Para a microantologia ao lado
selecionei sete poemas dele. O primeiro é “Soneto Puro”, um texto que vem de
Cântico, coletânea de escritos entre 1947 e 1949. Aí o poeta, ainda na casa dos
vinte anos, exibe mão segura na condução desses catorze versos. “Fique o amor
onde está; seu movimento / nas equações marítimas se inspire / para que, feito o
mar, não se retire / das verdes áreas de seu vão lamento”. Detalhe que constatei
agora: este soneto já foi incluído no primeiro boletim. Mas vale a repetição.
Agora, damos um salto bem longo. Os
dois poemas seguintes vêm do livro Curral de Peixe, produzido no início dos anos
90. Nesses poemas o poeta exercita sua aparente facilidade de partir de um ponto
e, de ideia em ideia, de palavra em palavra, ir construindo sua teia. É o que se
vê em “Duração”. À leveza dos versos opõem-se as afirmações sombrias: “toda vida
é treva”, “todo fruto é amargo”, e “toda eternidade / não dura um minuto”.
Em “Na Estação Leopoldina”, as contradições criam momentos estonteantes.
“Quem quer não quer, quem sonha nada sonha / exceto o próprio sonho que se
esgarça / na fronha amarfanhada, na enfadonha / cadeira em que se senta a vida
esparsa”. Em todo o texto, o não e o sim — que são “dois trilhos paralelos” —
vão e vêm, debatem-se e afinal não saem do lugar. Um belo soneto.

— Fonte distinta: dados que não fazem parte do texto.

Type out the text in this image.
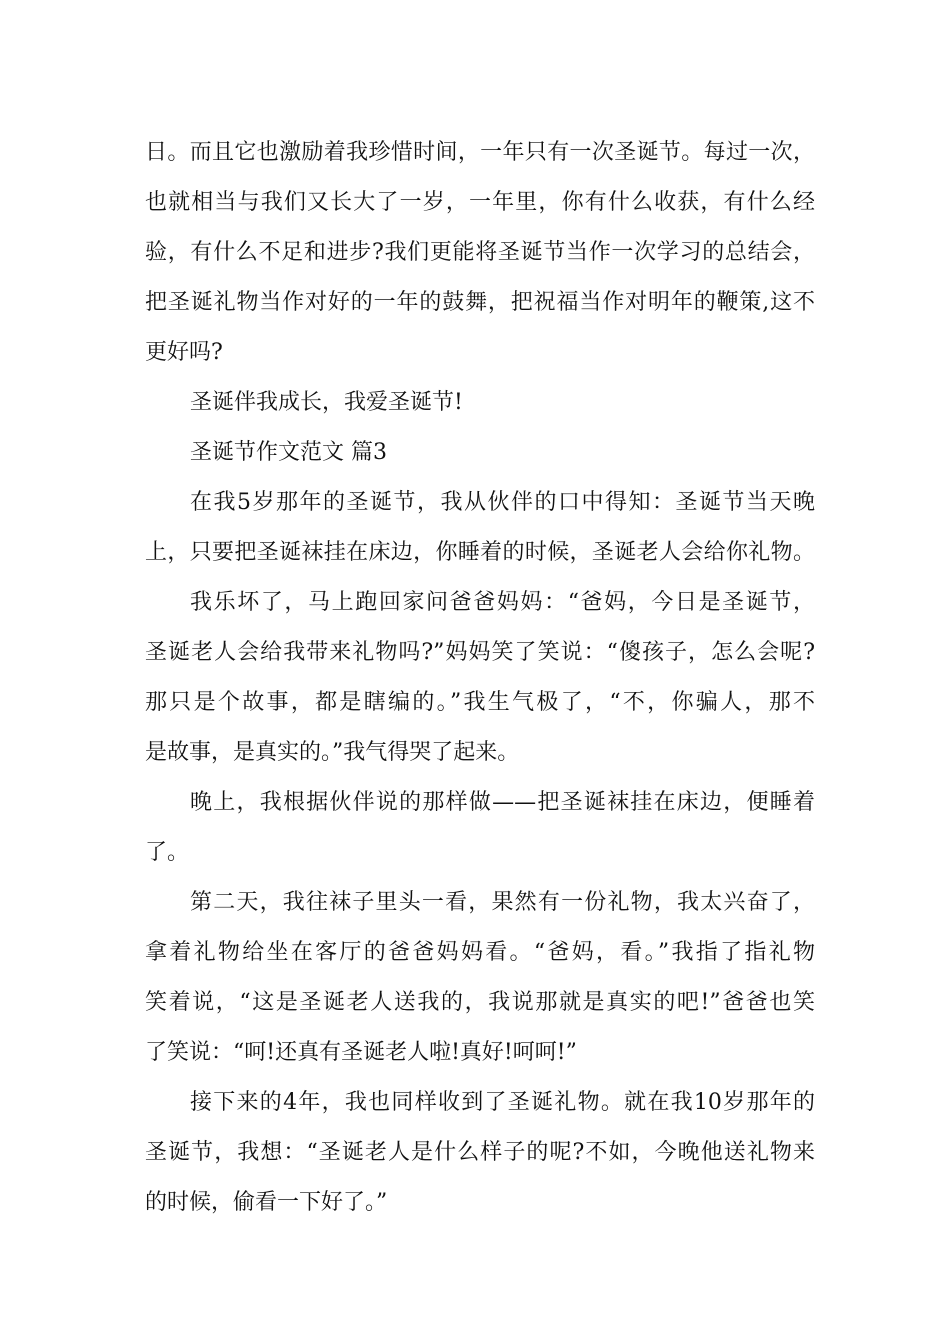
日。而且它也激励着我珍惜时间，一年只有一次圣诞节。每过一次，
也就相当与我们又长大了一岁，一年里，你有什么收获，有什么经
验，有什么不足和进步?我们更能将圣诞节当作一次学习的总结会，
把圣诞礼物当作对好的一年的鼓舞，把祝福当作对明年的鞭策,这不
更好吗?
圣诞伴我成长，我爱圣诞节!
圣诞节作文范文 篇3
在我5岁那年的圣诞节，我从伙伴的口中得知：圣诞节当天晚
上，只要把圣诞袜挂在床边，你睡着的时候，圣诞老人会给你礼物。
我乐坏了，马上跑回家问爸爸妈妈：“爸妈，今日是圣诞节，
圣诞老人会给我带来礼物吗?”妈妈笑了笑说：“傻孩子，怎么会呢?
那只是个故事，都是瞎编的。”我生气极了，“不，你骗人，那不
是故事，是真实的。”我气得哭了起来。
晚上，我根据伙伴说的那样做——把圣诞袜挂在床边，便睡着
了。
第二天，我往袜子里头一看，果然有一份礼物，我太兴奋了，
拿着礼物给坐在客厅的爸爸妈妈看。“爸妈，看。”我指了指礼物
笑着说，“这是圣诞老人送我的，我说那就是真实的吧!”爸爸也笑
了笑说：“呵!还真有圣诞老人啦!真好!呵呵!”
接下来的4年，我也同样收到了圣诞礼物。就在我10岁那年的
圣诞节，我想：“圣诞老人是什么样子的呢?不如，今晚他送礼物来
的时候，偷看一下好了。”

Chegamos ao poema número quatro. Trata-se de “O Dia dos Homens”, um brevísssimo
epigrama proveniente da coletânea O Rumor da Noite, produzida na segunda metade
dos anos 90. Mais uma vez, o poeta trabalha com um contraponto entre a leveza da
expressão e a gravidade do tema. “Não existe Inferno / nem Paraíso. // Apenas o
chão”. Aí está a pesada chave. Para aliviar a sobrecarga, uma chuva de verão.

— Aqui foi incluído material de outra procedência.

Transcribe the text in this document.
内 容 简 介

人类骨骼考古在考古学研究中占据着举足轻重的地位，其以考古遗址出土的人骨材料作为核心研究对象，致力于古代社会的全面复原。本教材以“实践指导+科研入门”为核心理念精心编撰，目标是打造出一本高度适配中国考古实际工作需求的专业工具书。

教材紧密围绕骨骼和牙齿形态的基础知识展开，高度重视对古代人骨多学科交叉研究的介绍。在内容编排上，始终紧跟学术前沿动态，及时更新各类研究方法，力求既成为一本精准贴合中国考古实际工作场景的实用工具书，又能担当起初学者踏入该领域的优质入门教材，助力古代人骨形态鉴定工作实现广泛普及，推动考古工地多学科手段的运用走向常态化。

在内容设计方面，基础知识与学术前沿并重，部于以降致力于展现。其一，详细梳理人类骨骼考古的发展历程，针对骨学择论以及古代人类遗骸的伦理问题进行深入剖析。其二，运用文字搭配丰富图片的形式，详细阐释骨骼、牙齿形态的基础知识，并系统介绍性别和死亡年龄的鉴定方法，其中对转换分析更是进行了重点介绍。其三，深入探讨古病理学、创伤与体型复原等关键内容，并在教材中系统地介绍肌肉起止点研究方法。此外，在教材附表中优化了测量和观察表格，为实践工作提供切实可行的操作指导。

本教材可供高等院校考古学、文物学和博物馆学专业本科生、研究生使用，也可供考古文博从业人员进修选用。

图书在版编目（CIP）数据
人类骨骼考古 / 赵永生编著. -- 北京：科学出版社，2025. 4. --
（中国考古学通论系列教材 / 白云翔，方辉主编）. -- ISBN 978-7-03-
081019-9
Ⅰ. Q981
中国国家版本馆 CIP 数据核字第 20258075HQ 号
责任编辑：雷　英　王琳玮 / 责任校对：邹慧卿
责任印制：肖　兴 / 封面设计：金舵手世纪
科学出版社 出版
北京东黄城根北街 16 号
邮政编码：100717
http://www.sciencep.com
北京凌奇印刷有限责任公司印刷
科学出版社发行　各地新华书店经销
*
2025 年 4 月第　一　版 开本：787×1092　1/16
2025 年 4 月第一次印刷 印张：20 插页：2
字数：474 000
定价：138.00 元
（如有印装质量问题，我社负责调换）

Os dois próximos textos também vêm de O Rumor da Noite. Ambos certamente
foram inspirados em viagem à Itália. Em “O Pedido”, o poeta imagina receber a
mensagem de um anjo nos degraus da igreja de Santa Maria degli Angeli,
provavelmente em Assis (há outras igrejas da mesma santa em várias outras
cidades italianas).
Segue-se o poema “Triunfo”, uma composição em 15
versos de seis sílabas. Aqui, o poeta põe em prática um procedimento que parece
ser uma de suas formas de compor. Diante de um arco do triunfo em Roma, ele faz
a pergunta: “Mas que triunfo, se tudo / é derrota e naufrágio?” E conclui,
melancolicamente, que na cidade coalhada de turistas tudo quanto resta da
grandeza imperial de Roma “é uma folha amarela / alçada pelo vento”.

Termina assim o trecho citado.